Da ciò sono arrivato, per sommarie riduzioni cognitive, a pensare che questo caso non c’entra nulla né con DJ Fabo, né con Englaro. Perché in quei casi o la persona stessa (Dj Fabo) o chi quella persona l’aveva messa al mondo e vista soffrire per anni (Englaro), mosso da prostrazione, sofferenza e fatica, aveva deciso che la condizione in cui versavano essi stessi o la carne della loro carne, non era più umanamente sopportabile. La decisione stava nel perimetro delle vigili coscienze impastate di dolore. E per questo, a mio avviso, poco opinabili da terzi.
L’ulteriore approdo a cui sono giunto è stato quello di una ancora più forte convinzione che una buona legge sul “fine vita” non solo sia una conquista di civiltà ma, soprattutto, sia anche una barriera chiara e forte contro qualsiasi ingerenza dello Stato e delle sue Istituzioni in questioni che attengono alla sfera più intima – e tragica – dell’individuo. Con una chiara legge probabilmente Charlie non sarebbe stato ucciso per volere di un tribunale. Se eutanasia c’è è proprio perché si lascia che certi vuoti – creati dall’espansione della tecnologia in campo medico – siano riempiti da giudici distanti dal reale e occupati solo a decretare una scientista applicazione della legge.
Infine, è bene dirlo, qui l’Europa famigerata e bistrattata non c’entra molto. C’entra, semmai, una certa ignavia della Corte Europea per i Diritti Umani che, sfregandosi le mani in un candido panno intriso di “diritto”, ha fatto come Ponzio Pilato. Dicendo che in questo caso alla legge britannica – che già si era espressa – toccava l’ultima parola.

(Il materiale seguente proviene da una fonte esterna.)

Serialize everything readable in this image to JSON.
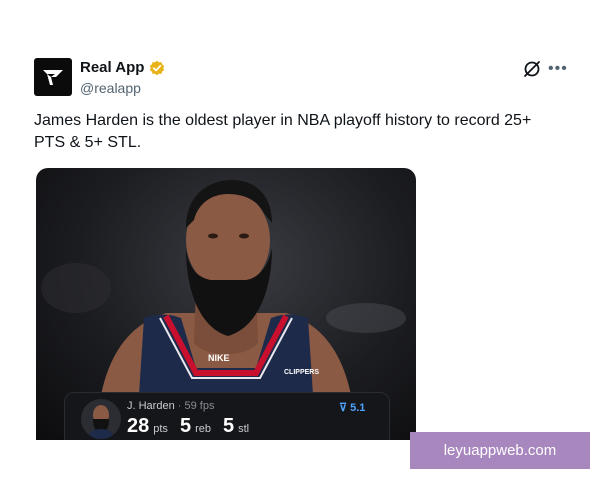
{
  "author": {
    "name": "Real App",
    "handle": "@realapp",
    "verified": true
  },
  "post": {
    "text": "James Harden is the oldest player in NBA playoff history to record 25+ PTS & 5+ STL."
  },
  "media": {
    "jersey_brand": "NIKE",
    "jersey_team": "CLIPPERS",
    "stat_card": {
      "player": "J. Harden",
      "fps": "· 59 fps",
      "score": "5.1",
      "pts_value": "28",
      "pts_label": "pts",
      "reb_value": "5",
      "reb_label": "reb",
      "stl_value": "5",
      "stl_label": "stl"
    }
  },
  "watermark": "leyuappweb.com",
  "colors": {
    "verified_badge": "#e8b318",
    "score_blue": "#4ea3ff",
    "watermark_bg": "#a886be"
  }
}
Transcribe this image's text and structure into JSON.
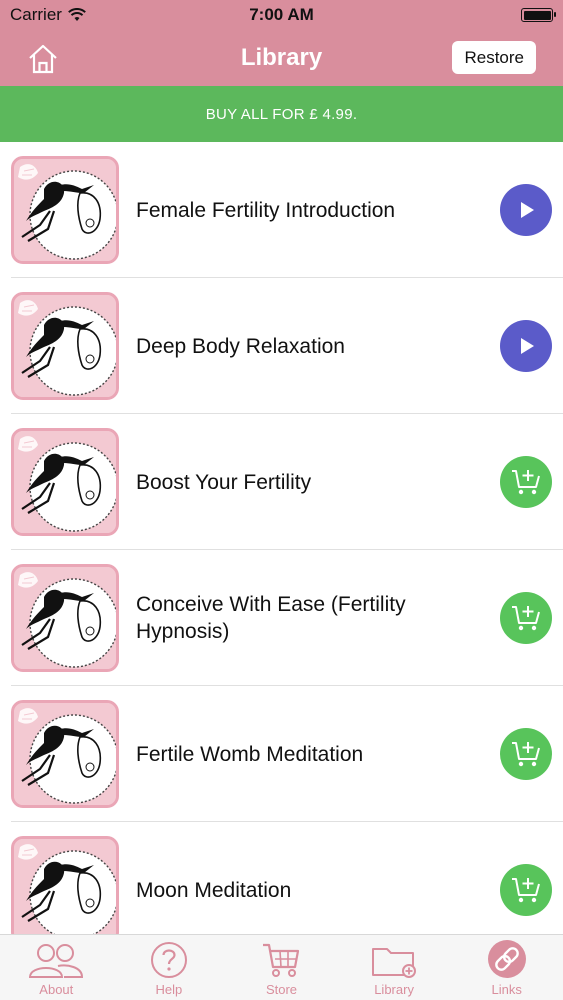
{
  "status_bar": {
    "carrier": "Carrier",
    "time": "7:00 AM"
  },
  "nav": {
    "title": "Library",
    "restore_label": "Restore"
  },
  "banner": {
    "text": "BUY ALL FOR £ 4.99."
  },
  "items": [
    {
      "title": "Female Fertility Introduction",
      "action": "play"
    },
    {
      "title": "Deep Body Relaxation",
      "action": "play"
    },
    {
      "title": "Boost Your Fertility",
      "action": "cart"
    },
    {
      "title": "Conceive With Ease (Fertility Hypnosis)",
      "action": "cart"
    },
    {
      "title": "Fertile Womb Meditation",
      "action": "cart"
    },
    {
      "title": "Moon Meditation",
      "action": "cart"
    }
  ],
  "tabs": [
    {
      "label": "About",
      "icon": "people-icon"
    },
    {
      "label": "Help",
      "icon": "question-icon"
    },
    {
      "label": "Store",
      "icon": "cart-icon"
    },
    {
      "label": "Library",
      "icon": "folder-icon"
    },
    {
      "label": "Links",
      "icon": "link-icon"
    }
  ],
  "colors": {
    "nav_pink": "#d98e9d",
    "banner_green": "#5cb85c",
    "play_blue": "#5b5bc9",
    "cart_green": "#58c45b"
  }
}
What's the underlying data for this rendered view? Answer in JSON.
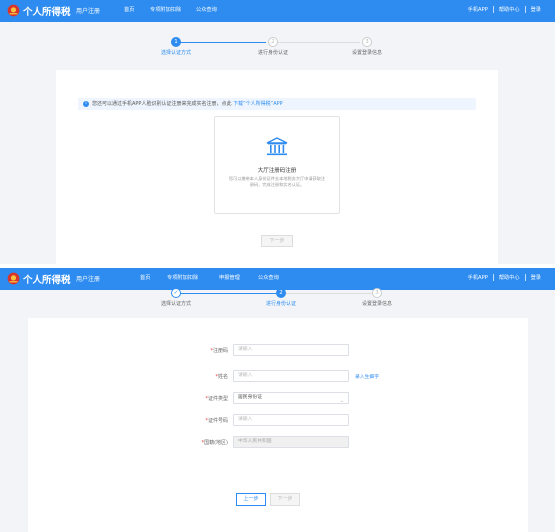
{
  "header": {
    "brand": "个人所得税",
    "subtitle": "用户注册",
    "nav_links_short": [
      "首页",
      "专项附加扣除",
      "公众查询"
    ],
    "nav_links_full": [
      "首页",
      "专项附加扣除",
      "申报管理",
      "公众查询"
    ],
    "mobile_app": "手机APP",
    "help_center": "帮助中心",
    "login": "登录"
  },
  "steps": {
    "items": [
      "选择认证方式",
      "进行身份认证",
      "设置登录信息"
    ],
    "numbers": [
      "1",
      "2",
      "3"
    ],
    "done_check": "✓"
  },
  "screen1": {
    "notice_text": "您还可以通过手机APP人脸识别认证注册来完成实名注册，点此",
    "notice_link": "下载“个人所得税”APP",
    "method_title": "大厅注册码注册",
    "method_desc": "您可以携带本人身份证件去本地税务大厅申请获取注册码，完成注册和实名认证。",
    "next_button": "下一步"
  },
  "screen2": {
    "fields": [
      {
        "label": "注册码",
        "placeholder": "请输入"
      },
      {
        "label": "姓名",
        "placeholder": "请输入",
        "side_link": "录入生僻字"
      },
      {
        "label": "证件类型",
        "value": "居民身份证"
      },
      {
        "label": "证件号码",
        "placeholder": "请输入"
      },
      {
        "label": "国籍(地区)",
        "value": "中华人民共和国"
      }
    ],
    "prev_button": "上一步",
    "next_button": "下一步"
  },
  "colors": {
    "primary": "#2e8cf0",
    "background": "#f2f4f7",
    "required": "#e33333"
  }
}
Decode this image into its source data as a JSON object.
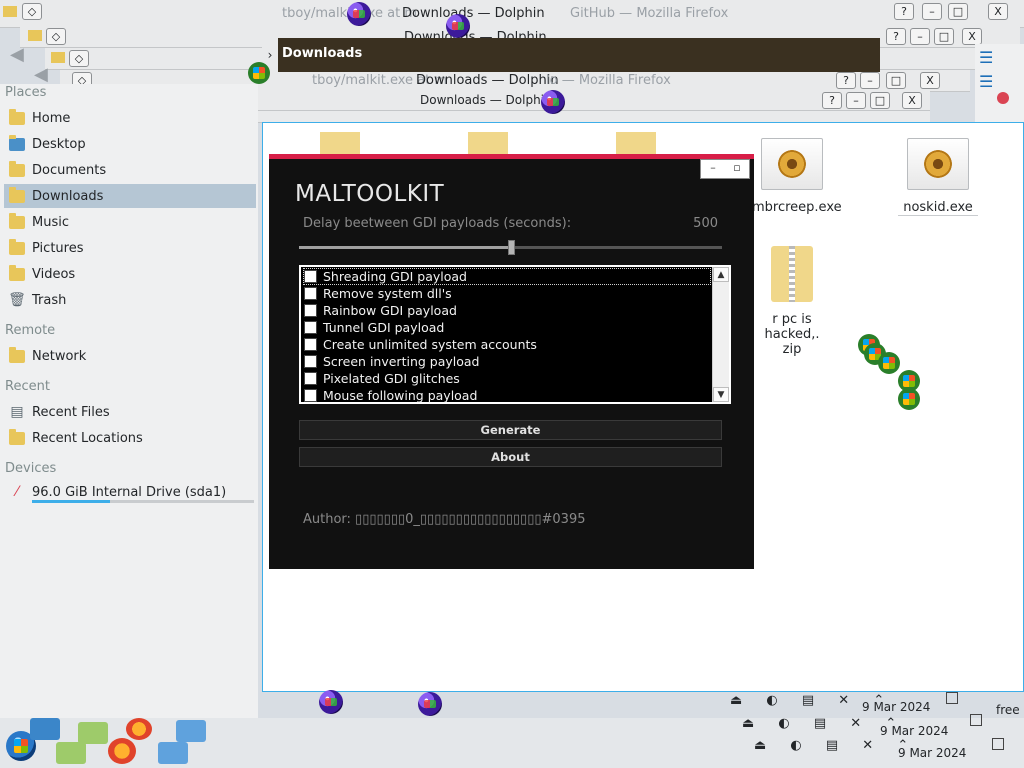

Insomma, si tratta di una vicenda triste. Vedere le foto di questi due genitori con il loro piccolo, sorridenti nonostante la malattia del loro piccolo e a lui legati da un amore struggente è qualcosa che strazia da un lato e – in un certo senso – conforta dall’altro, poiché testimonia di sentimenti che persistono nonostante tutto; ricordandoci che, con la loro strenua e commovente resistenza a uno Stato – in questo caso – assassino, si può fare breccia nell’inumano che ci circonda.
E, visto che ho iniziato con il riferimento al saggio Lindo Ferretti, termino ancora con un altro suo testo – “A tratti” – che mi pare si possa oggi dedicare a Charlie, a cui va il mio pensiero e la mia gratitudine per avermi costretto a essere umano.
“Nell’occhio inconsapevole di un cucciolo animale/Archivio vivente della Terra/Un battito di ciglia sonnolente racchiude un’esistenza/Spazio determinato, costretto dilatabile/Spazio determinato, costretto dilatabile mi incanta.”